Today, my research is anchored in three different, yet intertwined fields: First, I am interested in reflexivity and knowledge production (in migration studies). I am working on theoretical and methodological approaches that go beyond the nation-state and ethnicity-centered epistemology that still largely characterizes migration studies, and which not only produces certain forms of exclusion but also risks reproducing hegemonic structures. A few years ago, I proposed to 'de-migranticize' research on migration and integration in order to address some of the problems of migration studies. Developing these initial ideas, in my more recent and ongoing work, I consider migranticization as a technology of power and governmentality that is closely linked to nation-state logic and coloniality. I use this analytical approach to examine the use of migration-related categories and their consequences for politics of power and exclusion in a global system of inequalities and nation-states. An example of this work is also my involvement in IMISCOE - the largest European network of migration researchers: I co-chair the standing committee Reflexivities in Migration Studies together with Prof. Andreas Pott, University of Osnabrück.
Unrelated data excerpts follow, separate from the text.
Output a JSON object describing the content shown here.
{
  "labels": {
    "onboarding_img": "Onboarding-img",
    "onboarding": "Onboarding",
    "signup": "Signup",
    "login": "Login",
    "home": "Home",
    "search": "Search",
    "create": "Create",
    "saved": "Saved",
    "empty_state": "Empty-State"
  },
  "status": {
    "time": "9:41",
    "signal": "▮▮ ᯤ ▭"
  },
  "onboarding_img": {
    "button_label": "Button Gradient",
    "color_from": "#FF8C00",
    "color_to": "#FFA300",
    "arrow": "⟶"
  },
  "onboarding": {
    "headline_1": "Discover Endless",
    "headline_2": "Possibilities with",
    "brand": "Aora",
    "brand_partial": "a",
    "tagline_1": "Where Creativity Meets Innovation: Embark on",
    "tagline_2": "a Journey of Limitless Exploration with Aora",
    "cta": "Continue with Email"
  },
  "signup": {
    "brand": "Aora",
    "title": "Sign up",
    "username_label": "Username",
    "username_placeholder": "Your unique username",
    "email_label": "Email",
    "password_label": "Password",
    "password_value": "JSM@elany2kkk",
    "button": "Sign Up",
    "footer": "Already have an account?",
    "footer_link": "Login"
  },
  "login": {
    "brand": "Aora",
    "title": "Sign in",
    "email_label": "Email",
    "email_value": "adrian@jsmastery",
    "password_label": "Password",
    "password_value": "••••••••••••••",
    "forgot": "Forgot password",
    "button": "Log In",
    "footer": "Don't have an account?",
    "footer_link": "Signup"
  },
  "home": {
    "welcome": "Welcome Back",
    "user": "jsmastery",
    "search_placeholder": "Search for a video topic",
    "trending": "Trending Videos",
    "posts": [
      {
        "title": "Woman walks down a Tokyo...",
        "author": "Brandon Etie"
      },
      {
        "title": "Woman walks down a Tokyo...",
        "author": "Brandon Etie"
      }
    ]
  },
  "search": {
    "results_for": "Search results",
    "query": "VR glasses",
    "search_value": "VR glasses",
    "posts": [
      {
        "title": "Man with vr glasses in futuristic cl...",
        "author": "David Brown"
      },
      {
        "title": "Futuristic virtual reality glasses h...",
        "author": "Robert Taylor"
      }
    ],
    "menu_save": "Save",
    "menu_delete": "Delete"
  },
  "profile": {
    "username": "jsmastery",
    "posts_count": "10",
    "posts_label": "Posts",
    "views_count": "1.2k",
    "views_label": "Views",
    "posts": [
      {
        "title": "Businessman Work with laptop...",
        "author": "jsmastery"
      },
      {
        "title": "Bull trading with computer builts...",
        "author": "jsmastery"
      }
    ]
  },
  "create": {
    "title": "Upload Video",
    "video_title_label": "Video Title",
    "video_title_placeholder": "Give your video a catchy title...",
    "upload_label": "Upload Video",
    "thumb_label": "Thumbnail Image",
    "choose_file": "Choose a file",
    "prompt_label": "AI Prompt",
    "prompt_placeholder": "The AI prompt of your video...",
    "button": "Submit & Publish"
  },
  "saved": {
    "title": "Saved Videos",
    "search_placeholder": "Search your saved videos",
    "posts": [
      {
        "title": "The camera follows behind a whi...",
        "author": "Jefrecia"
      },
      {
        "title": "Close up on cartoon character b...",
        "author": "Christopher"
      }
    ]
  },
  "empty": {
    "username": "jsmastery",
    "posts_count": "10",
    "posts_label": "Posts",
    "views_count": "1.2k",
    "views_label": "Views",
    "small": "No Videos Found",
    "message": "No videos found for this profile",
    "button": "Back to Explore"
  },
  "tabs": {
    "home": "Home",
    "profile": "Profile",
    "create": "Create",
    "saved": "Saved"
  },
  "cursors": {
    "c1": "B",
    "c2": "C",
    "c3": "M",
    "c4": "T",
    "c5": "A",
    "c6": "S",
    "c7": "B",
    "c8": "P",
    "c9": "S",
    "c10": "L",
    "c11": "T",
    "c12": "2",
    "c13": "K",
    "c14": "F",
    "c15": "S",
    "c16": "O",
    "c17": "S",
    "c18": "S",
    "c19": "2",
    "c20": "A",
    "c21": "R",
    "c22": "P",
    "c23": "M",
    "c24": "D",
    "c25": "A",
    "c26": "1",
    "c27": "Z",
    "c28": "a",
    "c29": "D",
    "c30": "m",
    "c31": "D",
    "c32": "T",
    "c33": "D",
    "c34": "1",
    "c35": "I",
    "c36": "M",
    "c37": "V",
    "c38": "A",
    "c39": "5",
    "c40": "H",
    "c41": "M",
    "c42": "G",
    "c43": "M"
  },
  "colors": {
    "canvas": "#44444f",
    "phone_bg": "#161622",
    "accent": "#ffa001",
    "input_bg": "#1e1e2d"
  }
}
Secondly, my work contributes to what might be called "the social organization of 'difference'". I show how so-called 'diversity' is socially organized and (re)produced, both relationally and in the interaction between 'us' and 'them', in different social fields, power constellations, by different actors, and with different outcomes. Using a micro-sociological approach and drawing on intersectional boundary work approaches, I demonstrate how processes of exclusion, both structural and symbolic, are produced, maintained, and transformed in the name of "culture", "gender (equality) and gender nativism" or nationality. In doing so, I argue for de-essentialized approaches within the social sciences. My insights into this complex of issues have an impact not only in academia but also directly in society. I see myself as a "public social scientist" and contribute to public and political debates through my presence in the media, by organizing exhibitions (most recently on the question of how Swissness is produced in naturalization processes), or through blog posts (most recently on gender and care and sex work). I consider it an achievement to contribute to debates on 'otherness' from a critical perspective in a wider public and political sphere.
Finally, the field of mobility and migration studies: Firstly, I have made a significant contribution to the theorization of the migration-mobility nexus, which is at the heart of nccr on the move, of which I am an IP Leader. The mobility perspective helps me to elaborate on how individual mobilities are embedded and entangled in asymmetrical power relations. This perspective also allows me to uncover the inequalities and interdependencies caused and shaped by global inequalities and different mobility regimes. Secondly, as I have shown, a mobility lens is also theoretically interesting for other issues, such as understanding public marketplaces, questions of belonging to a peripheralized valley, or gendered aspects of early career academics. In this way, I make a larger contribution to social theory, which has been shown to suffer from a "sedentary" or "anti-mobile" epistemological orientation.